Moral? Ética? Qual é a diferença. A moral vem das regras não escritas, que as pessoas aprendem a viver na comunidade, ensinadas pela educação e assentes numa base religiosa. Enquanto que a ética nasce de regras sociais, para além da comunidade, puníveis por leis escritas, e diferentes entre si. Voltaire conta histórias interessante sobre essa diversidade de leis conforme a diversidade de locais e costumes, e se actualizarmos Voltaire, esses locais seriam agora sistemas académicos ou profissionais onde as diferentes éticas são aplicadas: ética dos médicos, bioética, ética dos psicólogos e até, contraditório, ética religiosa. Isto é outra coisa para falar depois.


[Hoje sei que estava bem errado nessa definição da moral e da ética, ao que parece apenas usei o conceito popular das duas ideias.
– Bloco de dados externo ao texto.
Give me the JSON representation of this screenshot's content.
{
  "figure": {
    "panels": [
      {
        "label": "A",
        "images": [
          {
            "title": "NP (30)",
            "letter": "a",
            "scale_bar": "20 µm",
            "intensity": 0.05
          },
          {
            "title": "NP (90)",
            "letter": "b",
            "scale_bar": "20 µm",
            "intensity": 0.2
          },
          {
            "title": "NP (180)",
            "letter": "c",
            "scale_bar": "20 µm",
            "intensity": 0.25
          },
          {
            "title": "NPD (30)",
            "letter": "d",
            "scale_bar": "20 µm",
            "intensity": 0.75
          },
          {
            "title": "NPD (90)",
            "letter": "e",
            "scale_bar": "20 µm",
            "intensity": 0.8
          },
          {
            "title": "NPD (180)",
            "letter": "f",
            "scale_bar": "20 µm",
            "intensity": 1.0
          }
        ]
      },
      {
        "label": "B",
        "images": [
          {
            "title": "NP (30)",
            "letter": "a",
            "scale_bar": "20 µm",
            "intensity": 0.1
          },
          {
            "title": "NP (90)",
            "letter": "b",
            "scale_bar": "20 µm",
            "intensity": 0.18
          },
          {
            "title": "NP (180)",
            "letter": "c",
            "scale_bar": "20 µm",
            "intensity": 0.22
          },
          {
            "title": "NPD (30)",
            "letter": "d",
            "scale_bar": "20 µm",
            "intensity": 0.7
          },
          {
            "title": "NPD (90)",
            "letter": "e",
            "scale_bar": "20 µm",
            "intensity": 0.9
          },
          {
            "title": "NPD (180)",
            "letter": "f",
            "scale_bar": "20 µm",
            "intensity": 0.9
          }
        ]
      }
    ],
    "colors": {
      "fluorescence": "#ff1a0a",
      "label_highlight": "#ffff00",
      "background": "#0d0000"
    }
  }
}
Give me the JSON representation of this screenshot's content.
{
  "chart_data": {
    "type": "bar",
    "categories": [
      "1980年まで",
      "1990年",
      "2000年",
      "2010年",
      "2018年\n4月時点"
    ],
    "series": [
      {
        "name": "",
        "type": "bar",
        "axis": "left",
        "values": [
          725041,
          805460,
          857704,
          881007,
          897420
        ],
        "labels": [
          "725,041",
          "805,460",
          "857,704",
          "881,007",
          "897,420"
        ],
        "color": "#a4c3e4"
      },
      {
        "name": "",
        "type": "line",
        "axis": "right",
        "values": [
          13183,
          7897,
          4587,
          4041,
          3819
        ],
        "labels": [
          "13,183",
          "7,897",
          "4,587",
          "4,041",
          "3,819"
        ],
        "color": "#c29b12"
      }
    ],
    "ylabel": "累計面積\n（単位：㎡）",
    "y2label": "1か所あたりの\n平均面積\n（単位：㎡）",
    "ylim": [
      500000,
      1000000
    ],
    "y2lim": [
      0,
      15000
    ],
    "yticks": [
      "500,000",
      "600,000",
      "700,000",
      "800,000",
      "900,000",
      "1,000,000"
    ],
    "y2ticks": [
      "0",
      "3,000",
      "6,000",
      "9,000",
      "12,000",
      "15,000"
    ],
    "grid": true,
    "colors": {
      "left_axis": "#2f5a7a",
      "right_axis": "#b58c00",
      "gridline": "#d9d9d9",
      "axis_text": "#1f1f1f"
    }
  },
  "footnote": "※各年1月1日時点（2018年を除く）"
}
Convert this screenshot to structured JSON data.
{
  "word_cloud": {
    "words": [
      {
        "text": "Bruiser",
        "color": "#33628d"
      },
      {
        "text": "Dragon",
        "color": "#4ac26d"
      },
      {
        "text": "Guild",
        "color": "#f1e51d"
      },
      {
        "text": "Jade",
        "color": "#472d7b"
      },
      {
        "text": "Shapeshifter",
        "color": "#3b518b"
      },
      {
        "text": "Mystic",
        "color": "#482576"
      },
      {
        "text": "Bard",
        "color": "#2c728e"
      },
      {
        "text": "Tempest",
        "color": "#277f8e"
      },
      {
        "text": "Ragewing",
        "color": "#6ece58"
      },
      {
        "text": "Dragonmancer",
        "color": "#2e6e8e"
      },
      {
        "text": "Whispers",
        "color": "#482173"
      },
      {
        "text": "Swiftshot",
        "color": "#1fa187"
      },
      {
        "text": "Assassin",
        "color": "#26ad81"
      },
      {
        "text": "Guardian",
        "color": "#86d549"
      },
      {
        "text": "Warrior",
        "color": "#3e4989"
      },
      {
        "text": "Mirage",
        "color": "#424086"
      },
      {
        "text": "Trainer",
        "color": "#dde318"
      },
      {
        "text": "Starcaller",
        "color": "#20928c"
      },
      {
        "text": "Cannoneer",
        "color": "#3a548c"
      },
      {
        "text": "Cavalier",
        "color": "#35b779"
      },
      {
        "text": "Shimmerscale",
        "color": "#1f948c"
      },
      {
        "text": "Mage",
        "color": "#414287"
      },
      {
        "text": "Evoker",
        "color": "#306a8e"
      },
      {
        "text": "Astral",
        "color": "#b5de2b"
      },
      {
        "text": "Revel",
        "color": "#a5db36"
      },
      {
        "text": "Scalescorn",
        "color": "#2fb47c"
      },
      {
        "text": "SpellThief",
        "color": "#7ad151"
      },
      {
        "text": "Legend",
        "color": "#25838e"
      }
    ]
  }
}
A moral, afinal, é que é punível por leis, escritas ou do senso comum; a ética, no entanto, é a tendência natural ou a capacidade para praticarmos o bem, a ética seria, afinal, o caminho ideal para atingira felicidade descrita por Aristóteles. Na altura em que fiz este texto ainda não tinha lido Ética a Nicómaco, o que só fiz  recentemente. E só comecei a perceber a ética filosófica que, por acaso, não é atribuível às profissões como usualmente se faz (ética de médicos, ética de chulos, etc.) essas são, como disse a minha professora de Ética, deontologias moralizadas. Mas não quero subverter o meu texto, porque seria trapacear, visto que não tinha os conhecimentos que hoje julgo ter quando o fiz, e que já larguei muitas das opiniões que defendia. Por isso peço que pensem na ética que escrevi como a ética usada comummente de forma errada.]


Voltando a Maquiavel e Ghandi. Maquiavel é do tipo, o fim para não me bateres na outra face é partir-te o braço, e Gandhi (segue o exemplo de Cristo): para não me bateres na outra face dou-te ela mesma para bateres. Ghandi acredita na humanidade, ou se calhar, no bom do lado humano, acredita que um bom exemplo refreia os ânimos violentos. Pascal disse que aquele que oferece perdão é visto com alguém com grandeza de espírito por pessoas virtuosas, mas, por essa mesma razão, acirra mais o ódio da pessoa viciosa, ou sem virtudes. De tal maneira que não acredito que o sucesso de Ghandi tenha sido por oferecer a outra face, e nem acredito que ele seja mesmo diferente de Maquiavel, contanto que uma vez confessou que ajudava uma certa figura importante da política inglesa na Índia a abotoar a camisa, porque ele era-lhe útil para conhecer como funciona o congresso.

No entanto, apesar de tudo, é necessário diferenciar os planos maquiavélicos, dos planos gandhísticos. E considerando o mundo do indivíduo sobre a sociedade em que vivemos, quem devemos seguir, Ghandi ou Maquiavel?


Ambos acreditam que eu sou eu e os outros, só que agem de maneira diferente sob essa premissa. Mas quem não mata uma cobra que lhe entre no quintal (sem ser hindu)?


O que se deve fazer para encontrar a felicidade, sabendo que sem a consciência tranquila ela, ou essa fragrância que emana e que nos atinge fazendo-nos pensar que a encontrámos, é ainda mais ilusória?